This Retro Dessert Was Once Known As 'Chocolate Mayonnaise'
And it's making a comeback in American kitchens.
Caitlin Bensel; Food Stylist: Torie Cox
What's old is somehow always new again at some point. Whether fashion, food, or furniture. Ikea recently relaunched selected retro designs from the 1950s to 1980s, and the food world is similarly reviving retro recipes. Baked Alaskas and black forest cake are back on restaurant menus, and we’ve noticed yet another vintage dessert making the rounds—both in home kitchens and professional ones. Hint: It’s a French staple that, while not too complicated to make, does require some finesse…
Chocolate mousse is back, and when served in vintage glassware with a soft swoop of freshly whipped cream, it’s easy to sink into the Mad Men vibes of it all, and understand why we still love this dessert.
Although chocolate mousse dates back to the late 1800s, it rose to popularity in the United States in mid-20th century, around 1950, when a best-selling Betty Crocker cookbook published a recipe for chocolate mousse made with canned chocolate syrup.
Later, in 1961, Julia Child published Mastering the Art of French Cooking, which included her more traditional French rendition of the dessert—i.e. no syrup. (Here she is demonstrating the technique. It’s a fun watch.) In the wake of that book and her popular cooking show, classic French dishes made in her signature and approachable style, including mousse, took off stateside.
Once a stylish staple of bistros and dinner parties alike well into the 70s, chocolate mousse then slowly went out of fashion.
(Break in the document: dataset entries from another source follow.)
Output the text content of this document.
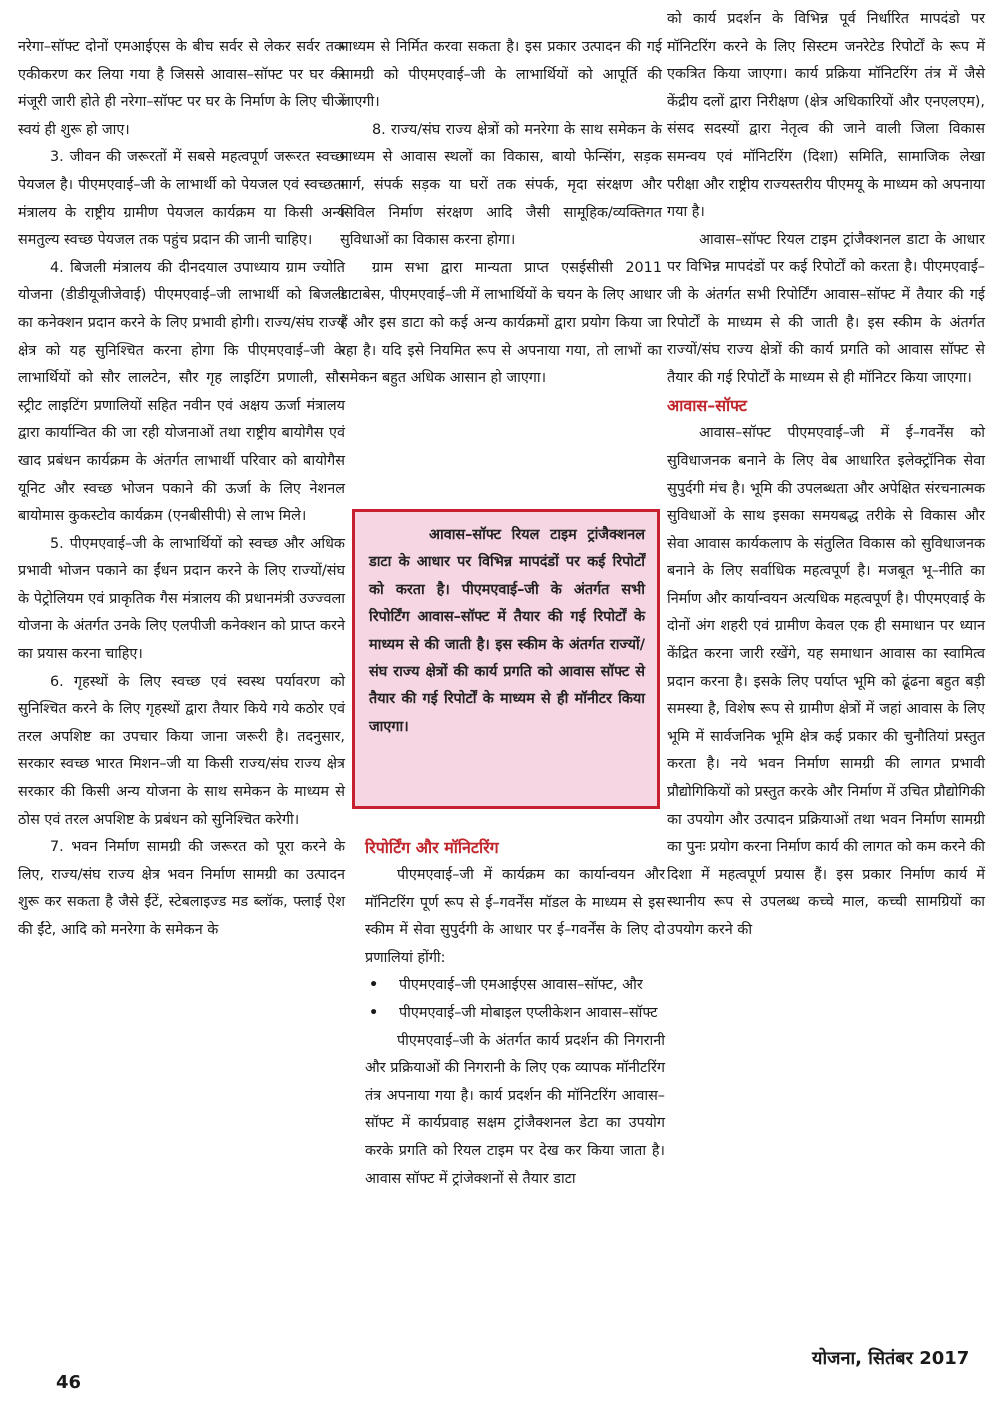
नरेगा–सॉफ्ट दोनों एमआईएस के बीच सर्वर से लेकर सर्वर तक एकीकरण कर लिया गया है जिससे आवास–सॉफ्ट पर घर की मंजूरी जारी होते ही नरेगा–सॉफ्ट पर घर के निर्माण के लिए चीजें स्वयं ही शुरू हो जाए।

3. जीवन की जरूरतों में सबसे महत्वपूर्ण जरूरत स्वच्छ पेयजल है। पीएमएवाई–जी के लाभार्थी को पेयजल एवं स्वच्छता मंत्रालय के राष्ट्रीय ग्रामीण पेयजल कार्यक्रम या किसी अन्य समतुल्य स्वच्छ पेयजल तक पहुंच प्रदान की जानी चाहिए।

4. बिजली मंत्रालय की दीनदयाल उपाध्याय ग्राम ज्योति योजना (डीडीयूजीजेवाई) पीएमएवाई–जी लाभार्थी को बिजली का कनेक्शन प्रदान करने के लिए प्रभावी होगी। राज्य/संघ राज्य क्षेत्र को यह सुनिश्चित करना होगा कि पीएमएवाई–जी के लाभार्थियों को सौर लालटेन, सौर गृह लाइटिंग प्रणाली, सौर स्ट्रीट लाइटिंग प्रणालियों सहित नवीन एवं अक्षय ऊर्जा मंत्रालय द्वारा कार्यान्वित की जा रही योजनाओं तथा राष्ट्रीय बायोगैस एवं खाद प्रबंधन कार्यक्रम के अंतर्गत लाभार्थी परिवार को बायोगैस यूनिट और स्वच्छ भोजन पकाने की ऊर्जा के लिए नेशनल बायोमास कुकस्टोव कार्यक्रम (एनबीसीपी) से लाभ मिले।

5. पीएमएवाई–जी के लाभार्थियों को स्वच्छ और अधिक प्रभावी भोजन पकाने का ईंधन प्रदान करने के लिए राज्यों/संघ के पेट्रोलियम एवं प्राकृतिक गैस मंत्रालय की प्रधानमंत्री उज्ज्वला योजना के अंतर्गत उनके लिए एलपीजी कनेक्शन को प्राप्त करने का प्रयास करना चाहिए।

6. गृहस्थों के लिए स्वच्छ एवं स्वस्थ पर्यावरण को सुनिश्चित करने के लिए गृहस्थों द्वारा तैयार किये गये कठोर एवं तरल अपशिष्ट का उपचार किया जाना जरूरी है। तदनुसार, सरकार स्वच्छ भारत मिशन–जी या किसी राज्य/संघ राज्य क्षेत्र सरकार की किसी अन्य योजना के साथ समेकन के माध्यम से ठोस एवं तरल अपशिष्ट के प्रबंधन को सुनिश्चित करेगी।

7. भवन निर्माण सामग्री की जरूरत को पूरा करने के लिए, राज्य/संघ राज्य क्षेत्र भवन निर्माण सामग्री का उत्पादन शुरू कर सकता है जैसे ईंटें, स्टेबलाइज्ड मड ब्लॉक, फ्लाई ऐश की ईंटे, आदि को मनरेगा के समेकन के

माध्यम से निर्मित करवा सकता है। इस प्रकार उत्पादन की गई सामग्री को पीएमएवाई–जी के लाभार्थियों को आपूर्ति की जाएगी।

8. राज्य/संघ राज्य क्षेत्रों को मनरेगा के साथ समेकन के माध्यम से आवास स्थलों का विकास, बायो फेन्सिंग, सड़क मार्ग, संपर्क सड़क या घरों तक संपर्क, मृदा संरक्षण और सिविल निर्माण संरक्षण आदि जैसी सामूहिक/व्यक्तिगत सुविधाओं का विकास करना होगा।

ग्राम सभा द्वारा मान्यता प्राप्त एसईसीसी 2011 डाटाबेस, पीएमएवाई–जी में लाभार्थियों के चयन के लिए आधार हैं और इस डाटा को कई अन्य कार्यक्रमों द्वारा प्रयोग किया जा रहा है। यदि इसे नियमित रूप से अपनाया गया, तो लाभों का समेकन बहुत अधिक आसान हो जाएगा।

आवास–सॉफ्ट रियल टाइम ट्रांजैक्शनल डाटा के आधार पर विभिन्न मापदंडों पर कई रिपोर्टों को करता है। पीएमएवाई–जी के अंतर्गत सभी रिपोर्टिंग आवास–सॉफ्ट में तैयार की गई रिपोर्टों के माध्यम से की जाती है। इस स्कीम के अंतर्गत राज्यों/संघ राज्य क्षेत्रों की कार्य प्रगति को आवास सॉफ्ट से तैयार की गई रिपोर्टों के माध्यम से ही मॉनीटर किया जाएगा।

रिपोर्टिंग और मॉनिटरिंग

पीएमएवाई–जी में कार्यक्रम का कार्यान्वयन और मॉनिटरिंग पूर्ण रूप से ई–गवर्नेंस मॉडल के माध्यम से इस स्कीम में सेवा सुपुर्दगी के आधार पर ई–गवर्नेंस के लिए दो प्रणालियां होंगी:

• पीएमएवाई–जी एमआईएस आवास–सॉफ्ट, और
• पीएमएवाई–जी मोबाइल एप्लीकेशन आवास–सॉफ्ट

पीएमएवाई–जी के अंतर्गत कार्य प्रदर्शन की निगरानी और प्रक्रियाओं की निगरानी के लिए एक व्यापक मॉनीटरिंग तंत्र अपनाया गया है। कार्य प्रदर्शन की मॉनिटरिंग आवास–सॉफ्ट में कार्यप्रवाह सक्षम ट्रांजैक्शनल डेटा का उपयोग करके प्रगति को रियल टाइम पर देख कर किया जाता है। आवास सॉफ्ट में ट्रांजेक्शनों से तैयार डाटा

को कार्य प्रदर्शन के विभिन्न पूर्व निर्धारित मापदंडो पर मॉनिटरिंग करने के लिए सिस्टम जनरेटेड रिपोर्टों के रूप में एकत्रित किया जाएगा। कार्य प्रक्रिया मॉनिटरिंग तंत्र में जैसे केंद्रीय दलों द्वारा निरीक्षण (क्षेत्र अधिकारियों और एनएलएम), संसद सदस्यों द्वारा नेतृत्व की जाने वाली जिला विकास समन्वय एवं मॉनिटरिंग (दिशा) समिति, सामाजिक लेखा परीक्षा और राष्ट्रीय राज्यस्तरीय पीएमयू के माध्यम को अपनाया गया है।

आवास–सॉफ्ट रियल टाइम ट्रांजैक्शनल डाटा के आधार पर विभिन्न मापदंडों पर कई रिपोर्टों को करता है। पीएमएवाई–जी के अंतर्गत सभी रिपोर्टिंग आवास–सॉफ्ट में तैयार की गई रिपोर्टों के माध्यम से की जाती है। इस स्कीम के अंतर्गत राज्यों/संघ राज्य क्षेत्रों की कार्य प्रगति को आवास सॉफ्ट से तैयार की गई रिपोर्टों के माध्यम से ही मॉनिटर किया जाएगा।

आवास–सॉफ्ट

आवास–सॉफ्ट पीएमएवाई–जी में ई–गवर्नेंस को सुविधाजनक बनाने के लिए वेब आधारित इलेक्ट्रॉनिक सेवा सुपुर्दगी मंच है। भूमि की उपलब्धता और अपेक्षित संरचनात्मक सुविधाओं के साथ इसका समयबद्ध तरीके से विकास और सेवा आवास कार्यकलाप के संतुलित विकास को सुविधाजनक बनाने के लिए सर्वाधिक महत्वपूर्ण है। मजबूत भू–नीति का निर्माण और कार्यान्वयन अत्यधिक महत्वपूर्ण है। पीएमएवाई के दोनों अंग शहरी एवं ग्रामीण केवल एक ही समाधान पर ध्यान केंद्रित करना जारी रखेंगे, यह समाधान आवास का स्वामित्व प्रदान करना है। इसके लिए पर्याप्त भूमि को ढूंढना बहुत बड़ी समस्या है, विशेष रूप से ग्रामीण क्षेत्रों में जहां आवास के लिए भूमि में सार्वजनिक भूमि क्षेत्र कई प्रकार की चुनौतियां प्रस्तुत करता है। नये भवन निर्माण सामग्री की लागत प्रभावी प्रौद्योगिकियों को प्रस्तुत करके और निर्माण में उचित प्रौद्योगिकी का उपयोग और उत्पादन प्रक्रियाओं तथा भवन निर्माण सामग्री का पुनः प्रयोग करना निर्माण कार्य की लागत को कम करने की दिशा में महत्वपूर्ण प्रयास हैं। इस प्रकार निर्माण कार्य में स्थानीय रूप से उपलब्ध कच्चे माल, कच्ची सामग्रियों का उपयोग करने की

46
योजना, सितंबर 2017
Was it the raw egg whites? (If you’re worried about consuming them uncooked in the mixture, there’s always pasteurized whites.) Perhaps the low-fat diet culture of the 80s, and subsequently the 90s low-carb diet boom made the rich, indulgent dessert passé toward the end of the century. No matter why it disappeared, we’re glad it’s back.
Chocolate mousse was initially called "mayonnaise de chocolat." Although the dessert feels like the kind of effortlessly fancy thing to come from a storied French chef or restaurant, it was actually created in the late 19th century by the famous French painter Henri Toulouse-Lautrec.
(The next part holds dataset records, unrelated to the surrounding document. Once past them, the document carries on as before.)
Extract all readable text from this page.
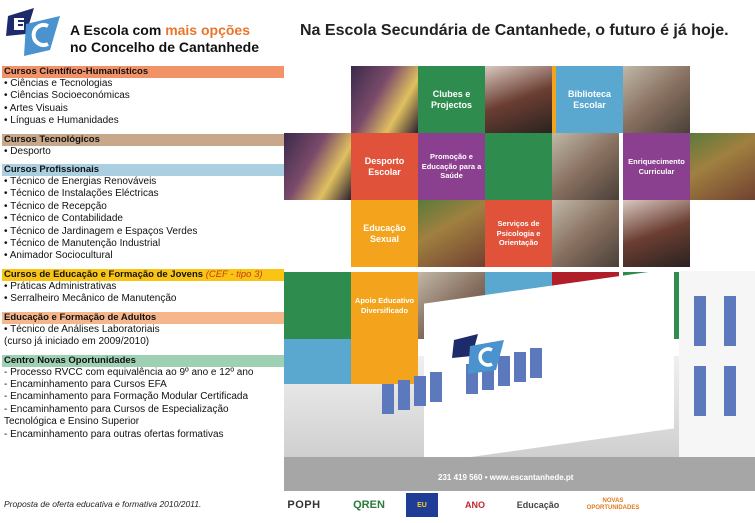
A Escola com mais opções
no Concelho de Cantanhede
Na Escola Secundária de Cantanhede, o futuro é já hoje.
Cursos Científico-Humanísticos
• Ciências e Tecnologias
• Ciências Socioeconómicas
• Artes Visuais
• Línguas e Humanidades
Cursos Tecnológicos
• Desporto
Cursos Profissionais
• Técnico de Energias Renováveis
• Técnico de Instalações Eléctricas
• Técnico de Recepção
• Técnico de Contabilidade
• Técnico de Jardinagem e Espaços Verdes
• Técnico de Manutenção Industrial
• Animador Sociocultural
Cursos de Educação e Formação de Jovens (CEF - tipo 3)
• Práticas Administrativas
• Serralheiro Mecânico de Manutenção
Educação e Formação de Adultos
• Técnico de Análises Laboratoriais
(curso já iniciado em 2009/2010)
Centro Novas Oportunidades
- Processo RVCC com equivalência ao 9º ano e 12º ano
- Encaminhamento para Cursos EFA
- Encaminhamento para Formação Modular Certificada
- Encaminhamento para Cursos de Especialização
Tecnológica e Ensino Superior
- Encaminhamento para outras ofertas formativas
Proposta de oferta educativa e formativa 2010/2011.
Clubes e Projectos
Biblioteca Escolar
Desporto Escolar
Promoção e Educação para a Saúde
Enriquecimento Curricular
Educação Sexual
Serviços de Psicologia e Orientação
Apoio Educativo Diversificado
231 419 560 • www.escantanhede.pt
POPH	QREN	EU	ANO	Educação	NOVAS OPORTUNIDADES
Caitlin Bensel; Food Stylist: Torie Cox
Unlike Julia, we skip the egg yolks, which she whips by hand until pale and thickened before cooking them on a bain marie. We also ditch the strong-brewed coffee for instant espresso powder and we don't use butter—this is a preference, not a calorie saver, as we fold in plenty of whipped cream.
As with any chocolate mousse, we suggest using good chocolate, it’s the star of the show. Semisweet and bittersweet are preferable, as both help keep the dessert from becoming too sweet. A good dollop of whipped cream on top is also highly encouraged. A finishing flurry of chocolate shavings is always nice, but a sprinkle of flaky salt over top is also welcomed.